When focusing on the "suitability" of a given investment, FINRA arbitrators often start with macro considerations and then examine the more micro facts in a particular case. Here we see that the panel was indeed troubled about the larger issue of the appropriateness of senior citizens investing in TICs. Also, in this particular arbitration, the arbitrators questioned the level and degree of "customer care" that was extended to the Claimant - and the Panel's disapproval was clearly conveyed through the characterization that the care "could have been better."
So, even before coming to the plate, Respondents seem to have been penalized with two strikes. Nonetheless, the Panel still went beyond those typically preliminary factors and looked into the more dispositive guts of this case. To this Panel's credit, it offered a fairly substantive rationale for why it overcame its initial bias about the TIC transaction for the older Claimants and deemed the investment suitable.
For starters, the arbitrators examined the threshold issue of whether this TIC was a virgin investment in a new product by unsophisticated investors. The Panel noted that the customers had previously invested in two real estate TICs with another broker, and that the invested sums exceeded the dollars at risk in the investment disputed in this case. Moreover, in addition to a prior history with the same investment product, the customers did not come off as disinterested investors who were overly amenable to their broker's recommendation. To the contrary, the Decision characterized the customers as having "expressed a strong desire to make a third TIC investment." Further, arbitrators deemed the expected short to medium term duration of the TIC in dispute as suitable.
Finally, the Panel asked one more critical question: Was the anticipated reward worthwhile in terms of the likely risks? In deeming the expected income as "generous," it appears that the arbitrators ultimately weighted the scales in favor of the overall suitability of the TIC.
Industry participants should note the algorithmic nature of the FINRA Arbitration Panel's inquiry into the suitability of this investment and guide their customer dealings accordingly. A practice pointer would be to ensure the memorialization of all discussions and considerations about the factors cited in the Decision. Having such records could tip in your favor any doubts about what you told your customers and what they understood.
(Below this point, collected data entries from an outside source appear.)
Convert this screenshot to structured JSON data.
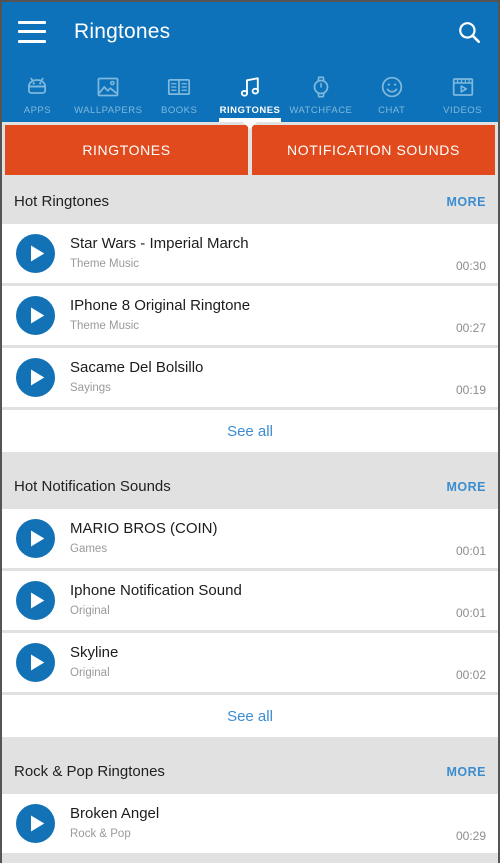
{
  "appbar": {
    "title": "Ringtones",
    "menu_icon": "hamburger-menu-icon",
    "search_icon": "search-icon"
  },
  "category_tabs": [
    {
      "label": "APPS",
      "icon": "android-robot-icon",
      "active": false
    },
    {
      "label": "WALLPAPERS",
      "icon": "image-photo-icon",
      "active": false
    },
    {
      "label": "BOOKS",
      "icon": "open-book-icon",
      "active": false
    },
    {
      "label": "RINGTONES",
      "icon": "music-note-icon",
      "active": true
    },
    {
      "label": "WATCHFACE",
      "icon": "watch-icon",
      "active": false
    },
    {
      "label": "CHAT",
      "icon": "smiley-face-icon",
      "active": false
    },
    {
      "label": "VIDEOS",
      "icon": "video-play-icon",
      "active": false
    }
  ],
  "segments": [
    {
      "label": "RINGTONES"
    },
    {
      "label": "NOTIFICATION SOUNDS"
    }
  ],
  "more_label": "MORE",
  "see_all_label": "See all",
  "sections": [
    {
      "title": "Hot Ringtones",
      "more": "MORE",
      "see_all": "See all",
      "items": [
        {
          "title": "Star Wars - Imperial March",
          "category": "Theme Music",
          "duration": "00:30"
        },
        {
          "title": "IPhone 8 Original Ringtone",
          "category": "Theme Music",
          "duration": "00:27"
        },
        {
          "title": "Sacame Del Bolsillo",
          "category": "Sayings",
          "duration": "00:19"
        }
      ]
    },
    {
      "title": "Hot Notification Sounds",
      "more": "MORE",
      "see_all": "See all",
      "items": [
        {
          "title": "MARIO BROS (COIN)",
          "category": "Games",
          "duration": "00:01"
        },
        {
          "title": "Iphone Notification Sound",
          "category": "Original",
          "duration": "00:01"
        },
        {
          "title": "Skyline",
          "category": "Original",
          "duration": "00:02"
        }
      ]
    },
    {
      "title": "Rock & Pop Ringtones",
      "more": "MORE",
      "see_all": "",
      "items": [
        {
          "title": "Broken Angel",
          "category": "Rock & Pop",
          "duration": "00:29"
        }
      ]
    }
  ],
  "colors": {
    "primary_blue": "#0d72b9",
    "accent_orange": "#e04a1d",
    "link_blue": "#3b8dd0",
    "page_bg": "#e1e1e1",
    "card_bg": "#ffffff",
    "play_blue": "#1272b5"
  }
}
For public customers, an investment that's suitable for you shouldn't mean one that is generically suitable for investors in general. Suitability should be achieved based upon your unique circumstances of age, sophistication, net worth, income, etc. Demand a recommendation that's "best" for you. A lazy stockbroker might put a smorgasbord of suitable investments before you and try to push you into purchasing the one that pays the highest commissions or fees, or is a house-product that the employing firm prefers to move. Be careful. Ask questions. Insist upon what's best for you and you alone.